Contar histórias é importante recurso educacional para despertar o gosto pela leitura
Contar e ouvir histórias são atividades comuns em quase todas as culturas. Muitas delas são registros orais passados de pais para filhos, em que se conta e descobre-se a história de um povo, de uma cultura, de um país. Narrar histórias é uma prática antiga e uma arte. O contador precisa interpretar, por gestos e o uso da voz, as personagens, valendo-se, muitas vezes, de objetos, adereços, pequenos cenários que implementam a narrativa, fazendo com que aquele que ouve seja transportado para o que está sendo contado: “viajar sem sair do lugar”. Contam-se histórias por vários motivos: conhecimento de uma cultura, diversão, estímulo à imaginação. Mas não é só isso.
O artigo da revista Literartes mostra o quanto a contação de histórias é recurso importante para a educação e na formação do futuro leitor, na medida em que promove o despertar da criança para a leitura, em uma época na qual as redes sociais e o acesso fácil às pesquisas on-line parecem tomar conta do mundo educacional. O prazer de ler, não somente notícias do Facebook, sites dos mais variados assuntos, mas livros, nesse cenário atual, atua como grande aliado e incentivo à contação de histórias.
As autoras do artigo, Elisangela Cristina Monegato e Bárbara Cristina Moreira Sicardi Nakayama, relatam suas experiências vividas no cotidiano escolar como professoras, mostrando como conseguiram que os alunos desinteressados por livros e leituras passassem a gostar dessas atividades, ao realizarem uma mudança na maneira de abordar a leitura, contando, verbalizando e interpretando as personagens para uma classe que, encantada com a nova realidade, começou a dirigir um olhar prazeroso para os livros.
A apresentação das vivências das autoras “tem o objetivo de ampliar as possibilidades de reflexão sobre a formação leitora das nossas crianças, tendo por aliada a ‘contação de histórias’ de uma forma prazerosa, lúdica e significativa”. A introdução de novas práticas escolares desconstrói a ideia de como deve ser uma aula; por exemplo: “Na classe todos devem sentar-se enfileirados” foi substituída por “podemos aproveitar o chão da escola como espaço criativo e libertador para as aulas”. Segundo a pedagoga e professora Maria Teresa Leitão de Melo, “o chão de escola não é um chão qualquer – é um chão que congrega, que constrói, que educa”. Muitas escolas aderem a essa prática há algum tempo, visto os professores aderirem à formação leitora das crianças cuja tônica didática é sempre o lúdico, consequência da reflexão e aplicação de uma transformação de práticas pedagógicas que ganham outros significados para o ensino dos professores e alunos.

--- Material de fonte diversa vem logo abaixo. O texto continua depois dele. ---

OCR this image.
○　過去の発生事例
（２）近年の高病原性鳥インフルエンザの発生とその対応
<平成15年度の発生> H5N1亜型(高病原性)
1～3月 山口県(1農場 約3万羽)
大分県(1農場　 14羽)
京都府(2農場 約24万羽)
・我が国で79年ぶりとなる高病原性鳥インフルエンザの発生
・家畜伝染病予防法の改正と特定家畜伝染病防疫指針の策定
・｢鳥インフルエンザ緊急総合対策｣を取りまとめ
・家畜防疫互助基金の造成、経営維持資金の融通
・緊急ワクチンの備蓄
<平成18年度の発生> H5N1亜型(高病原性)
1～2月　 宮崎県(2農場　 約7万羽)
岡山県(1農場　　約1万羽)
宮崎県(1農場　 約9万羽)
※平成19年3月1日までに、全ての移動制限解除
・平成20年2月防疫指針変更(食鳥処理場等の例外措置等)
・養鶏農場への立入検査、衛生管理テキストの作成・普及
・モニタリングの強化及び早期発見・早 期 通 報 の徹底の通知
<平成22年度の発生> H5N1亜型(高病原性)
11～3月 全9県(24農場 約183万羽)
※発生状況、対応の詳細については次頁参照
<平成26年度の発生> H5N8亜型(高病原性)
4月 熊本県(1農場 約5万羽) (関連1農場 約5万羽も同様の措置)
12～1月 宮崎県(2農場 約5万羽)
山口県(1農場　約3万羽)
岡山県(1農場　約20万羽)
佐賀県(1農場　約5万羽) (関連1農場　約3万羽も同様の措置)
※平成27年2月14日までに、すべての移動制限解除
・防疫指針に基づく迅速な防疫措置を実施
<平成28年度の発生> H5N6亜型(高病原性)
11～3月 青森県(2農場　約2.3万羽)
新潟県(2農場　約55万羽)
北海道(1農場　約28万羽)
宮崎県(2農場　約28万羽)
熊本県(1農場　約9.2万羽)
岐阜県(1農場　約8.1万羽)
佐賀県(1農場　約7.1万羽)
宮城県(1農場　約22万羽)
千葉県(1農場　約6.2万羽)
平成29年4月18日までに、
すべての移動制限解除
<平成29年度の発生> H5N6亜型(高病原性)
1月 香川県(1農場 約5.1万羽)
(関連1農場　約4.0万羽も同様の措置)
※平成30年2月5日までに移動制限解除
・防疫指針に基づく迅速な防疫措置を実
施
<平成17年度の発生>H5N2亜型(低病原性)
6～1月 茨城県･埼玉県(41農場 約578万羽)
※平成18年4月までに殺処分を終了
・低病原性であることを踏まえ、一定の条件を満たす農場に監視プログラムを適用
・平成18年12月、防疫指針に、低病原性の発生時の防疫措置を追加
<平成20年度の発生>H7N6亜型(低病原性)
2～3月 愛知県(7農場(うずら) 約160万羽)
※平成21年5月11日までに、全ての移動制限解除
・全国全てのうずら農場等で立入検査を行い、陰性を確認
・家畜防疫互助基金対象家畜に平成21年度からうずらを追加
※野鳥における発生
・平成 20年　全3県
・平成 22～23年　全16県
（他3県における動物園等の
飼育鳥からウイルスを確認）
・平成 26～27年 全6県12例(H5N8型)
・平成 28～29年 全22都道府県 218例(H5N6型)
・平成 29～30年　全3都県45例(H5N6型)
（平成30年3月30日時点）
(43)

“O processo de leitura possibilita essa operação maravilhosa que é o encontro do que está dentro do livro com o que está guardado na nossa cabeça”, afirma a escritora Ruth Rocha. Contar histórias é contar o mundo. O livro é um instrumento imprescindível no desenvolvimento pessoal, “na evolução e identidade profissional”, e a contação de histórias revela-se como instrumento de formação do sujeito como um ser complexo, que se identifica ou não com atitudes e pensamentos, emoções do que está sendo contado, conhecendo e reconhecendo-se na história e, mais tarde, também nos livros que irá ler. As autoras descrevem que o aprendizado nas salas de aula, na “perspectiva da formação na ação docente, integra a prática, o fazer, os conhecimentos e os saberes, constituindo uma formação com interação e inter-relação com significados e sentidos a partir do vivido”.
O desempenho baixo em língua portuguesa e interpretação de textos em testes e provas se agrava em alunos de escolas públicas devido a desigualdades de oportunidades de aprendizado. Essa situação compromete o gosto pela leitura e o desenvolvimento do potencial crítico dos alunos, alijados de práticas estimulantes de leitura como a contação de histórias. Na citação da escritora Fanny Abramovich: “Ao ler uma história a criança também desenvolve todo um potencial crítico. A partir daí ela pode pensar, duvidar, e perguntar, questionar…”. As autoras expõem suas experiências partilhadas e contadas a outros professores, concluindo que a tradição oral de narrar histórias faz parte da formação de um adulto dotado de pensamento crítico, reflexivo e criativo, diante de um mundo inacabado, receptivo a contribuições inovadoras para os conhecimentos científico, social e artístico, e, certamente, do mundo e de si mesmo.